Mayor of Victoria, British Columbia
- In office November 20, 1999 – December 2, 2008
- Preceded by: Robert Cross
- Succeeded by: Dean Fortin

Personal details
- Born: July 26, 1961 (age 64) Victoria, British Columbia
- Alma mater: University of Manitoba

= Alan Lowe =

Canadian politician

Alan Lowe (born July 26, 1961) is a Canadian politician. He served as mayor of Victoria, British Columbia, 1999–2008.

== Education ==
In 1982 Lowe earned a bachelor's degree in environmental studies from the University of Manitoba, and in 1985 he earned a master's degree in architecture from the University of Oregon.

== Politics ==
Alan Lowe was the city's first mayor of Chinese heritage to be elected. At 38 years old he was also one of the youngest candidates ever to win Victoria's mayoral election.

In 1999 Alan Lowe managed to win a hard-fought three-way race versus Bob Friedland of the Victoria Civic Electors on the left and veteran right wing councilor Geoff Young. His campaign slogan was "Aim High, Vote Lowe".
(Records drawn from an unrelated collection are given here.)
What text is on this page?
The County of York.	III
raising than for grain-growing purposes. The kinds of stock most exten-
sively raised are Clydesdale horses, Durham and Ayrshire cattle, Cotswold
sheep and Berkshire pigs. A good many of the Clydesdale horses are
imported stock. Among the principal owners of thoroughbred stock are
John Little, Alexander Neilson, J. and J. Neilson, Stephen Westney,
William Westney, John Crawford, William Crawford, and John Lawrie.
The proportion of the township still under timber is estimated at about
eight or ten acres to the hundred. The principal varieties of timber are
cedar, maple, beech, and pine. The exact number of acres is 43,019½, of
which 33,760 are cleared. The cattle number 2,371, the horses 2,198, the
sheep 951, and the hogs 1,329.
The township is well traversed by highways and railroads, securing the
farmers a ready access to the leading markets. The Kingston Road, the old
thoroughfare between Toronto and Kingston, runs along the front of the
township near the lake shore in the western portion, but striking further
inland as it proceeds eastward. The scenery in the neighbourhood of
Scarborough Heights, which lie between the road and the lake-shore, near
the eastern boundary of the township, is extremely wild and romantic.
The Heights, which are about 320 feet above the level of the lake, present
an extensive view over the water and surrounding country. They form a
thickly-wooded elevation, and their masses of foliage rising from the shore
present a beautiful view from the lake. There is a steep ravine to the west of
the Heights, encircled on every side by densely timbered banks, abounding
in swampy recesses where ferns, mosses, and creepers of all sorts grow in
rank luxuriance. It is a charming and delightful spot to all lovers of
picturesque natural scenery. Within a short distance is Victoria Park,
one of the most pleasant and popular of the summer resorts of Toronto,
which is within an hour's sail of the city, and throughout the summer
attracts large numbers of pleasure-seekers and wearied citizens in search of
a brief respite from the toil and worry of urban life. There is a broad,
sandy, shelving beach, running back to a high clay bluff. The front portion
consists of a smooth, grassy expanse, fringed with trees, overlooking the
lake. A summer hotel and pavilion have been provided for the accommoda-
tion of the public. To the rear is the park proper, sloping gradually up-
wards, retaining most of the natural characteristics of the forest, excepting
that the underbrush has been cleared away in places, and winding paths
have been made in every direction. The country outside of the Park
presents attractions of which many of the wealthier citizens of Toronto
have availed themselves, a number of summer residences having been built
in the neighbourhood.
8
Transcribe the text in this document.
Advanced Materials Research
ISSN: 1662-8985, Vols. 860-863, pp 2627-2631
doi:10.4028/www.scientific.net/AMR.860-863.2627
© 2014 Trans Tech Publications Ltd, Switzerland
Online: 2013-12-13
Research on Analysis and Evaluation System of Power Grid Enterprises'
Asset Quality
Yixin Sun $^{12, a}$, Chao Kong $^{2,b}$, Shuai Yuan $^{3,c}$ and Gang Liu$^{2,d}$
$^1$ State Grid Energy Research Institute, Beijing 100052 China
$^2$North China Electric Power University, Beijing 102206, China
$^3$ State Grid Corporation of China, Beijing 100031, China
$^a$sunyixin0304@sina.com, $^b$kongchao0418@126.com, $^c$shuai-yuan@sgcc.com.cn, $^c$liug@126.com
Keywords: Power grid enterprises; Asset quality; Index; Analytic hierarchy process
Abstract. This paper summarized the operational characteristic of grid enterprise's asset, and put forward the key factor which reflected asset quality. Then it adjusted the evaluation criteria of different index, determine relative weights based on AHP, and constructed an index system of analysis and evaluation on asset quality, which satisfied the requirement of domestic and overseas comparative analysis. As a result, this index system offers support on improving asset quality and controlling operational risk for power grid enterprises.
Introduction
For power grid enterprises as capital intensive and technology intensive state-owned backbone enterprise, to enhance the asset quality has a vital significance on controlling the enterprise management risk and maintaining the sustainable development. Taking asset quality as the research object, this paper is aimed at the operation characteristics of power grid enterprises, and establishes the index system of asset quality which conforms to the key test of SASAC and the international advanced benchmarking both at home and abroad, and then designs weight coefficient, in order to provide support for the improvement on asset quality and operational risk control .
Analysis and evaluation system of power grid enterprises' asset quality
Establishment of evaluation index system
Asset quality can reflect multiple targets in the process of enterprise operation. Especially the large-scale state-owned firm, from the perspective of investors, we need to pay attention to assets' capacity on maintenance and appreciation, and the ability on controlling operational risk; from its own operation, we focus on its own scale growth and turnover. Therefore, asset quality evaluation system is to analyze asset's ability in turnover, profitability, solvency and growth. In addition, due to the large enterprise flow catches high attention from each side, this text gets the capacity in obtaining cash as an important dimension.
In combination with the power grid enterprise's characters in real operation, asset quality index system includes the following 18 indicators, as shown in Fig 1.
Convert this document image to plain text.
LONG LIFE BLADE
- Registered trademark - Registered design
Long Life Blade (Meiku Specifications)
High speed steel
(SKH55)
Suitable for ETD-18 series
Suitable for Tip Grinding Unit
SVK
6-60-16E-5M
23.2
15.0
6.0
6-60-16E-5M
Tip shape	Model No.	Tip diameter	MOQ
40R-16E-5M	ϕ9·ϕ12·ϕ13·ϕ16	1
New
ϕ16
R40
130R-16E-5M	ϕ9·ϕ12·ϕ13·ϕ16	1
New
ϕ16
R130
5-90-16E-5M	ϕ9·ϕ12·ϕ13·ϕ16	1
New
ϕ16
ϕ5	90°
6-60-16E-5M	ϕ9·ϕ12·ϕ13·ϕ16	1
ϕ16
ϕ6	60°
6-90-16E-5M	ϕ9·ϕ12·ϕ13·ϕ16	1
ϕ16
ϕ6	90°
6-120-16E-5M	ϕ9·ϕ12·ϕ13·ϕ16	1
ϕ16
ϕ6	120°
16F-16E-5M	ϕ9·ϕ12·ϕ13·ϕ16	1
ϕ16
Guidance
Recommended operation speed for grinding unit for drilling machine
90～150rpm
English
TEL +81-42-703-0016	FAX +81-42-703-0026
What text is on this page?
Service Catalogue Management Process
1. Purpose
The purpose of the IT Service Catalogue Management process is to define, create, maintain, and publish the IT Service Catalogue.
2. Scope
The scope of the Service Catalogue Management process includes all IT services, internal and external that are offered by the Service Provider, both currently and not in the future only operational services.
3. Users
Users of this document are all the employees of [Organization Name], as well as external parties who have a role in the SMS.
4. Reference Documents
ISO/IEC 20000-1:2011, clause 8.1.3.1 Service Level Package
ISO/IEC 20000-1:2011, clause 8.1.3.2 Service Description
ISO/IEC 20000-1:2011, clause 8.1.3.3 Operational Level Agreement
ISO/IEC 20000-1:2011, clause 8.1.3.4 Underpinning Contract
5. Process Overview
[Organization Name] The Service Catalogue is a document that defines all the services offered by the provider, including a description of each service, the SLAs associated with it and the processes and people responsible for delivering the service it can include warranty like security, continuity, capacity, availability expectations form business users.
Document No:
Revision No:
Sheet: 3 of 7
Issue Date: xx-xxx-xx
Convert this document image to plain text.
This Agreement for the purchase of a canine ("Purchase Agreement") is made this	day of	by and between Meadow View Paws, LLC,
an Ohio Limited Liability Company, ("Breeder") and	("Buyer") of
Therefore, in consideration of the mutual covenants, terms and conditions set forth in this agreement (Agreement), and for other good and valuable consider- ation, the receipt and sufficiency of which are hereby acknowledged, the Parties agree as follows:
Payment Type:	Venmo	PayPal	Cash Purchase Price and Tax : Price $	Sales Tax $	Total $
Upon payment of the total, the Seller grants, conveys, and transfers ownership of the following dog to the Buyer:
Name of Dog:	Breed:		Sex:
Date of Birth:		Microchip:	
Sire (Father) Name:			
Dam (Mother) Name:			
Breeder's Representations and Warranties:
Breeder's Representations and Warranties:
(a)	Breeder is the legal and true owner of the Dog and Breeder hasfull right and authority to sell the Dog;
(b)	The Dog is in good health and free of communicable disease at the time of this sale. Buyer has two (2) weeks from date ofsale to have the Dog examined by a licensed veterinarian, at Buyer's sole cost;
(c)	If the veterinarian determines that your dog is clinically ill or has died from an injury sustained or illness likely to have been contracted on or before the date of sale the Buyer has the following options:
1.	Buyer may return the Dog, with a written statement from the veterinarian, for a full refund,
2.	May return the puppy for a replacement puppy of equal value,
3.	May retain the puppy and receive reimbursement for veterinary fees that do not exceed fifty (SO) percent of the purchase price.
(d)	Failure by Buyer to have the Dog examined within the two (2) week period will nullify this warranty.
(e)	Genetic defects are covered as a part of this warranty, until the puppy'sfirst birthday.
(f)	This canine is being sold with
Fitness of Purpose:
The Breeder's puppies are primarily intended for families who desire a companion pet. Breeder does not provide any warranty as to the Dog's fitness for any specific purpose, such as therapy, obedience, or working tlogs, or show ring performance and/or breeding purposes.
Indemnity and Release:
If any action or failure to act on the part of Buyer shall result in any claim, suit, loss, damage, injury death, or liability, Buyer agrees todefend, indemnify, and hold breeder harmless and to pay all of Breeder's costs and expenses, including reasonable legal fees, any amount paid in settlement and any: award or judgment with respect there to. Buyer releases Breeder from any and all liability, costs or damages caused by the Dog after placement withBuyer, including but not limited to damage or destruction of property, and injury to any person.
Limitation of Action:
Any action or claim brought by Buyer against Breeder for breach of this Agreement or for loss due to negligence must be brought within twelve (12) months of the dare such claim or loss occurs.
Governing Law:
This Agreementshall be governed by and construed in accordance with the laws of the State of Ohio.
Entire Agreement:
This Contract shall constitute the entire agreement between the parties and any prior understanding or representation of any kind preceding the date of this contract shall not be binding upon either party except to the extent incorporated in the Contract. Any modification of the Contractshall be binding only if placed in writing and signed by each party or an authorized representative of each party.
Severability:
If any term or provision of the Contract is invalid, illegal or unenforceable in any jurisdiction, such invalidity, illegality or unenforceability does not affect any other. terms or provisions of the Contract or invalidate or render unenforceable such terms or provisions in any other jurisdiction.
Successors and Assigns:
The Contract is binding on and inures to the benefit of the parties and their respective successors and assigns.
=== 1999 Election Results ===
- Alan LOWE 	7,080 	43.59%
- Bob FRIEDLAND 5,626 	34.64%
- Geoff YOUNG 	3,076 	18.94%

The accepted opinion in the next election was that Lowe was unassailable and therefore no serious candidates chose to challenge him. He handily won the 2002 election (61.65% of the popular vote) against a number of opponents, including his closest contender, Ben Isitt, then a 24-year-old master's student at the University of Victoria.

Alan Lowe won re-election in the 2005 elections. He again faced Ben Isitt and defeated him by 1,400 votes. Lowe's completion of the new police headquarters building and the Save On Foods Memorial Centre were very positive for his public relations. The arena project was not finished under the tenure of his predecessor mayor, Robert "Bob" Cross, former owner of Cross Meat Market.

In the December 5, 2007, edition of the Victoria Times Colonist newspaper, Lowe stated that he would like to spend more time with his family, friends, other interests and would not seek re-election. He served on Victoria City Council for 15 years as a councillor and mayor.